Encapsulation of β-galactosidase from Aspergillus oryzae based on “fish-in-net” approach with molecular imprinting technique

By using tetraethylorthosilicate as a silica resource and triblock copolymer P123 as a template, the encapsulations of β-galactosidase with three different models of without protection, protection of protective agent and molecular imprinting technique pretreatment were accomplished through modified “fish-in-net” route at pH 5.0. The highest enzymatic activity of β-galactosidase was gained by using pretreatment of molecular imprinting technique. Scanning electron microscopy (SEM) images showed that the matrix of encapsulated β-galactosidase was made of an aggregation of uniform microspheres of 200–300 nm, and N2 adsorption/desorption isotherms demonstrated that the matrix of encapsulated β-galactosidase possessed average Brunauer–Emmett–Teller (BET) pore size of 27 Å and narrow pore size distribution.

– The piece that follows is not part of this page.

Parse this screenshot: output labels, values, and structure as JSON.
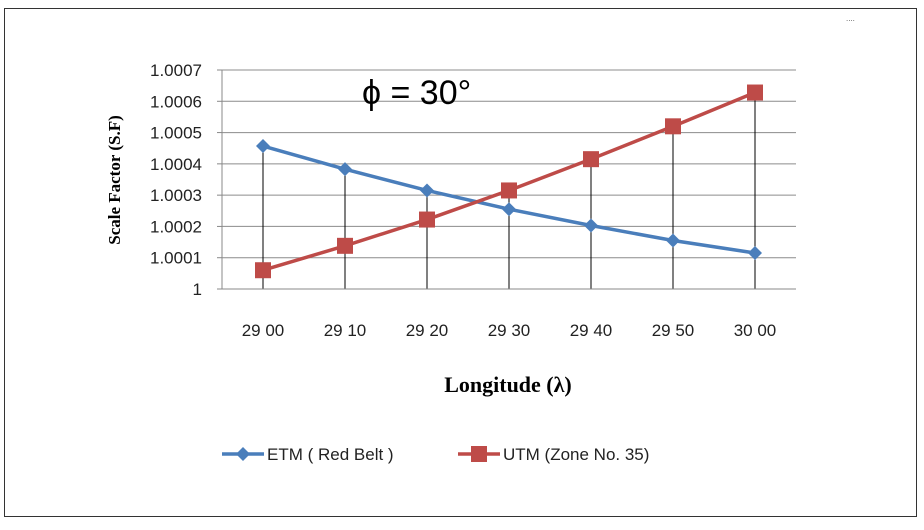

More importantly, compared with encapsulated β-galactosidase without protection, the hydrolytic activity of encapsulated β-galactosidase pretreated by molecular imprinting technique was about 3 times and 1.8 times, while the enzymatic activity of encapsulated β-galactosidase with the protection of protective agent increased only 1.3-fold when lactose and o-nitrophenyl-β-d-galactopyranoside (ONPG) were used as substrates, respectively. The protective effect of molecular imprinting technique pretreatment on the enzymatic activity after encapsulation was better than that by protective agent.